I was also asked to share with the audience what I would tell United States President Biden if he were in the room at this moment. I knew that the entire audience was made of Presidents and CEOs of other nations and organizations and so I chose to speak to the room as a whole. I declared them to be nurses for our time spent together and gave them a crash course on what to do in an emergency situation or “Rapid Response.” I informed them that our countries are experiencing “Rapid Responses” of their own and called on them to bring nurses into conversations where decisions are taking place. I reminded them that both inside and outside of the hospital when you say the words, “We’re going to do everything we can” you must take that statement very seriously. All leaders present then vowed to clock in for nurses before the entire healthcare workforce clocks out. A United States Representative present for President Biden stated that they would be investing 1 billion dollars in primary healthcare to improve the healthcare workforce. Many other nonprofits and leaders also noted their personal and professional contributions to the nursing profession.
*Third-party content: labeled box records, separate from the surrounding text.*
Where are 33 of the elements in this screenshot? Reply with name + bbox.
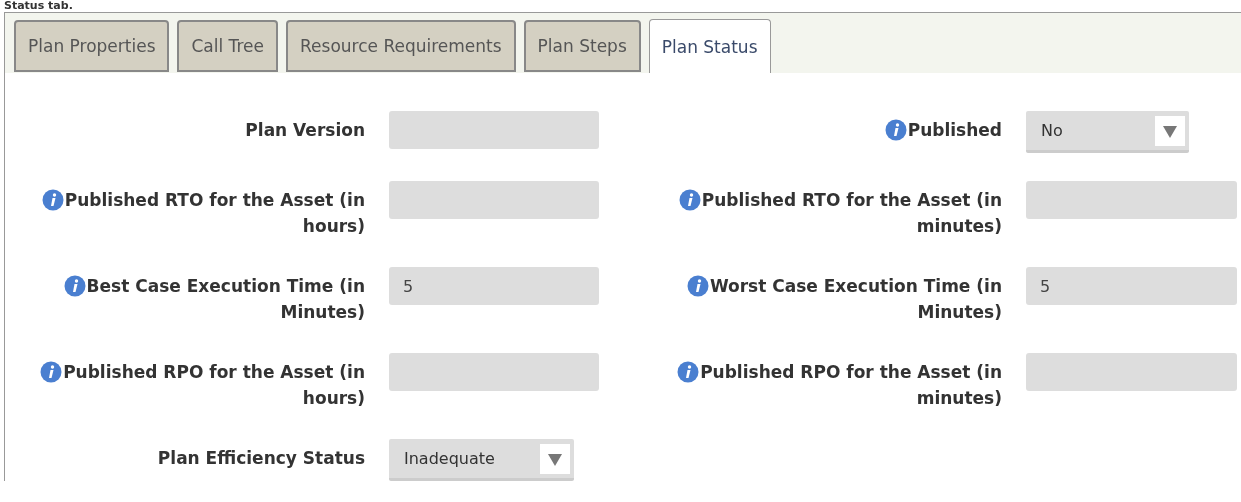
input-field[interactable]: 5 [1026,267,1237,305]
caret-icon [540,443,570,474]
dropdown[interactable]: No [1026,111,1189,153]
tab[interactable]: Plan Status [648,19,771,73]
info-icon[interactable] [686,275,709,297]
info-icon[interactable] [678,189,701,211]
info-icon[interactable] [41,189,64,211]
field-label: Published RPO for the Asset (in minutes) [623,353,1002,411]
input-field[interactable] [389,111,599,149]
info-icon[interactable] [677,361,700,383]
info-icon[interactable] [40,361,63,383]
field-label: Plan Efficiency Status [156,447,365,470]
field-label: Best Case Execution Time (in Minutes) [8,267,365,325]
field-label: Worst Case Execution Time (in Minutes) [623,267,1002,325]
input-field[interactable]: 5 [389,267,599,305]
tab[interactable]: Plan Properties [14,20,170,72]
info-icon[interactable] [63,275,86,297]
input-field[interactable] [389,181,599,219]
field-label: Published RPO for the Asset (in hours) [8,353,365,411]
input-field[interactable] [389,353,599,391]
info-icon[interactable] [884,119,907,141]
field-label: Published RTO for the Asset (in hours) [8,181,365,239]
field-label: Plan Version [244,119,365,142]
tab[interactable]: Resource Requirements [286,20,516,72]
input-field[interactable] [1026,353,1237,391]
tab[interactable]: Call Tree [177,20,279,72]
section-heading: Status tab. [4,0,73,12]
dropdown[interactable]: Inadequate [389,439,574,481]
field-label: Published [623,111,1002,153]
tab[interactable]: Plan Steps [523,20,641,72]
input-field[interactable] [1026,181,1237,219]
caret-icon [1155,115,1185,146]
field-label: Published RTO for the Asset (in minutes) [623,181,1002,239]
My second speech at the UNGA was unplanned at a DEVEX event. At this time, I kindly reminded leaders that in just a few days, I would be back in scrubs caring for my patients. I informed them that my patients would likely ask how they’re being represented in rooms such as the UNGA and UNGA sidelines. I also took this time to shift the focus in the room to my fellow healthcare workers in Africa to advocate for their compensation. The driving force behind my
advocacy work is to advocate for all nurses, not only those who reside in the United States. Because of this, I needed to discuss the fact that in Africa, only 14% of community health workers are paid. Bringing this up as a Registered Nurse from the United States sparked a conversation. Why would a nurse from New York use her short time to speak about an issue in another country? Simply, because it matters.
My speeches were referenced several times throughout the remainder of the week by several presidents, leaders, and CEOs. Will my words change the law or the world? Maybe. Maybe not. They did, however, change viewpoints within the room. They changed the direction of conversations and sparked ideas in rooms where the power of change is realistic, possible, and attainable.
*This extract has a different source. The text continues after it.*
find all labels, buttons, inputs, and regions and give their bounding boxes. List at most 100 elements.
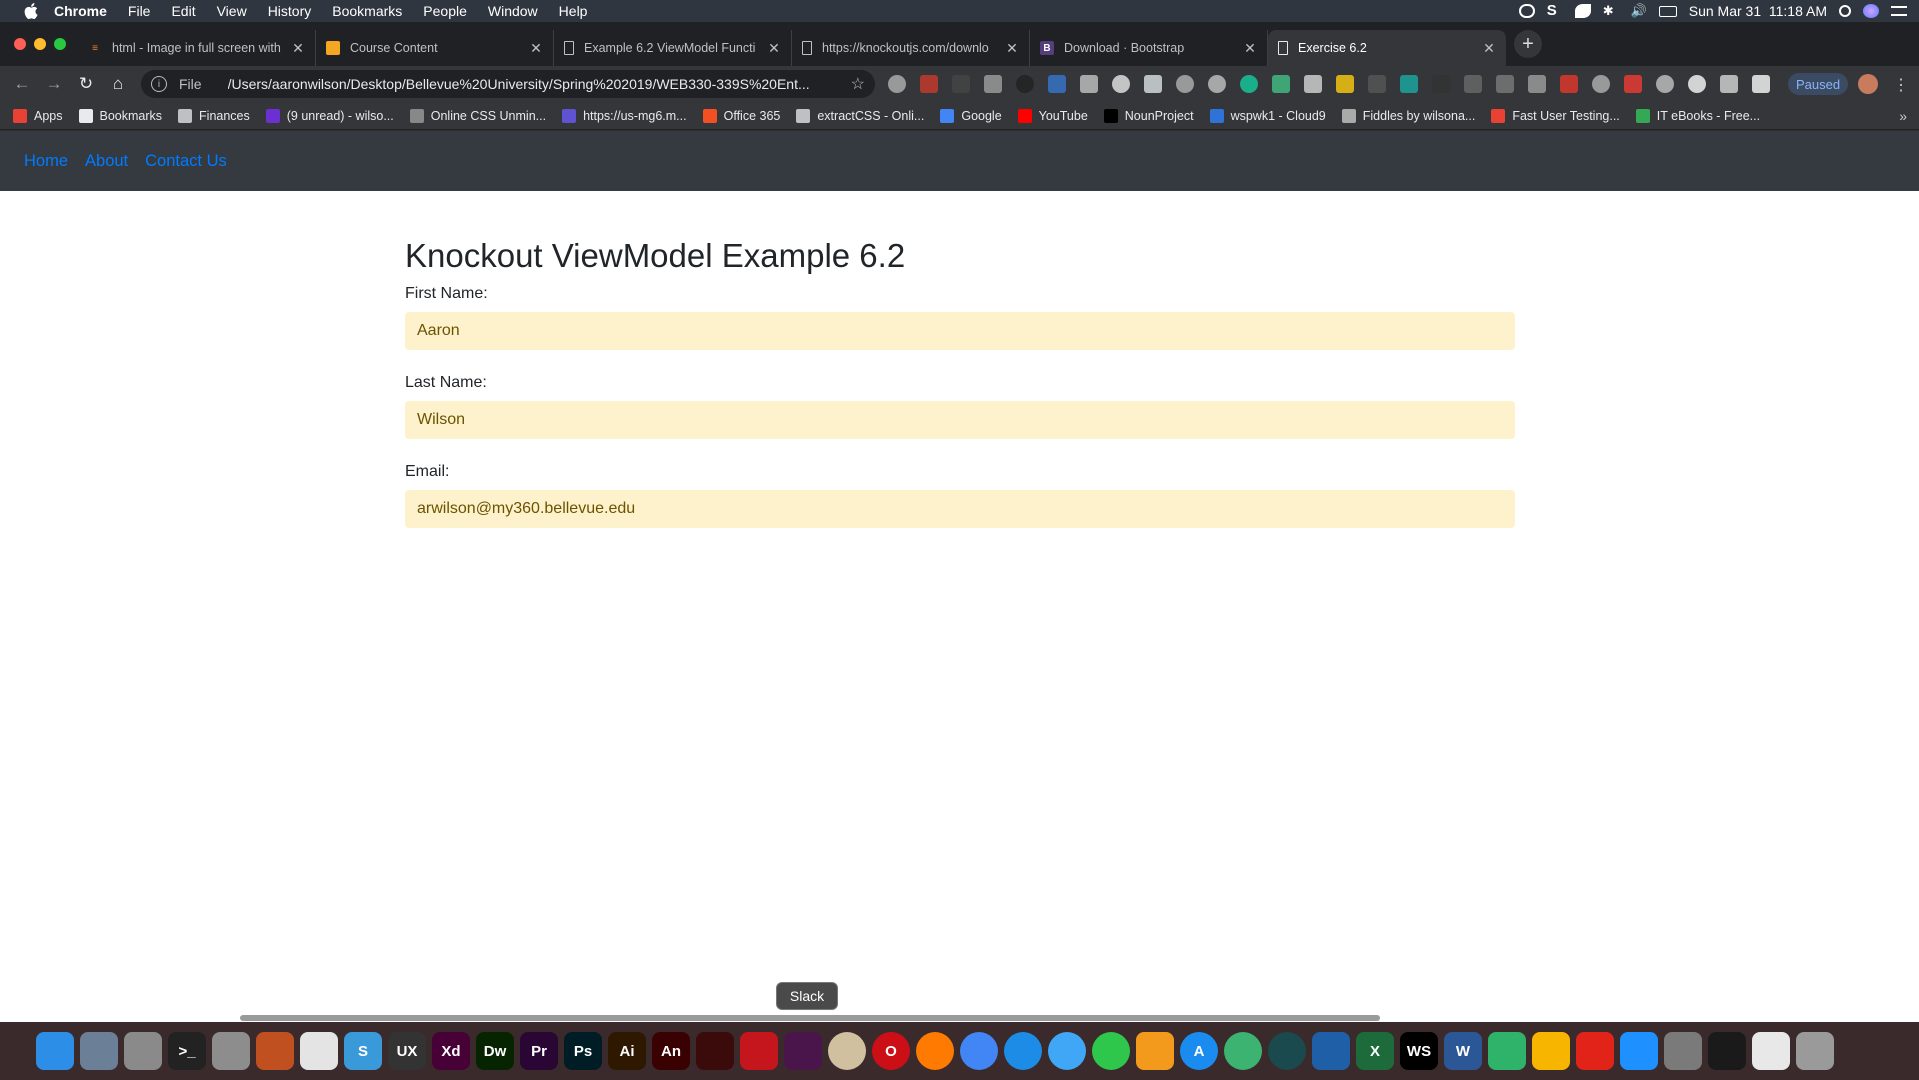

During United States President Biden’s UNGA address, he stated,” We’re not passive witnesses to history; we are the authors of history.” Nurses know that documentation is key. As nurses, we document our assessments, interventions, and numerical data not only because it is the law, but because we are proud of what we’ve done for our patients. As nurses on the frontlines and elected officials at the UNGA, all of our actions are currently being documented in
future history books. Will we be proud of what’s published?
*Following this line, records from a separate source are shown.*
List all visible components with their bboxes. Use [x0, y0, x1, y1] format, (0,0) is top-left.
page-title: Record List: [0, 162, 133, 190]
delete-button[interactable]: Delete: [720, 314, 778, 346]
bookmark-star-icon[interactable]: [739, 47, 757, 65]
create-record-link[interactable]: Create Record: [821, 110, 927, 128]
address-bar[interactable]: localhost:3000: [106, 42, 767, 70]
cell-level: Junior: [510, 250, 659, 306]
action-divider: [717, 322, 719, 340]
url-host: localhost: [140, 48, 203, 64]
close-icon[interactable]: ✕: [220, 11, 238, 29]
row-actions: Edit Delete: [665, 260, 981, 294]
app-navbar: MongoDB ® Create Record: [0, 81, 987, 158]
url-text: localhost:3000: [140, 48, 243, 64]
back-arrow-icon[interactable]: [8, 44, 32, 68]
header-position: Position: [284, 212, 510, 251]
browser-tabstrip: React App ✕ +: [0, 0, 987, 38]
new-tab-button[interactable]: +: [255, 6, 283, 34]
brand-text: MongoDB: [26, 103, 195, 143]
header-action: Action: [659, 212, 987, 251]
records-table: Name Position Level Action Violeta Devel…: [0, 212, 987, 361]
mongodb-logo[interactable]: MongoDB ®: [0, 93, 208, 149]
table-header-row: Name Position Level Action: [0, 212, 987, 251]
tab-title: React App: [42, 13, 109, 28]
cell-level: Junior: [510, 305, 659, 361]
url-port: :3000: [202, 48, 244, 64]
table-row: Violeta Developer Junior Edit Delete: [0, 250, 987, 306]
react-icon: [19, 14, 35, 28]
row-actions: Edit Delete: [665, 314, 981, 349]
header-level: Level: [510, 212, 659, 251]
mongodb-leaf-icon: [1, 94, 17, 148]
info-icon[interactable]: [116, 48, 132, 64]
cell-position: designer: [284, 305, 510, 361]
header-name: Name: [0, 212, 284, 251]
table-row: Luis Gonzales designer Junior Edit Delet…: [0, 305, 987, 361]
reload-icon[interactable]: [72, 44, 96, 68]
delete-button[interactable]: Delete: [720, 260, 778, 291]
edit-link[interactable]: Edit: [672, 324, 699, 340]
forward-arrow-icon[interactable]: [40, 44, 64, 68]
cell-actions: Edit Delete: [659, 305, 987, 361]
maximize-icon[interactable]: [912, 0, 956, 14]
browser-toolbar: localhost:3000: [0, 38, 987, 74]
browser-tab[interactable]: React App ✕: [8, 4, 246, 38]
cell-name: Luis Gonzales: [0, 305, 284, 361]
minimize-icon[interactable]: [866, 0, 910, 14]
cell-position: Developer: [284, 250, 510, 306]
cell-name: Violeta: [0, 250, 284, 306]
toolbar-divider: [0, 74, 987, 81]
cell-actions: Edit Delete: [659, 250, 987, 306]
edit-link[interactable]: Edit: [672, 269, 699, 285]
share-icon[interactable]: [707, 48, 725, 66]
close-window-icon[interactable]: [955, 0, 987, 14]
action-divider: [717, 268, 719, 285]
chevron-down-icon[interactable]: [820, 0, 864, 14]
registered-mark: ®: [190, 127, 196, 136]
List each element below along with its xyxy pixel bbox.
If there is one piece of advice that I would give others looking to get involved in advocacy work, it would be to simply begin. It doesn’t need to be at a grand assembly or meeting with CEOs, Presidents, and world leaders. Anyone can begin with a simple action, tweet, or promise. I began by joining the Nursing Now Challenge network, which in turn amplified my voice across over 150 countries and drove my presence at the 77th United Nations General Assembly events. Imagine what would happen if a profession of twenty-eight million nurses joined forces to drive change for humanity. I remain hopeful knowing that soon, we’ll find out.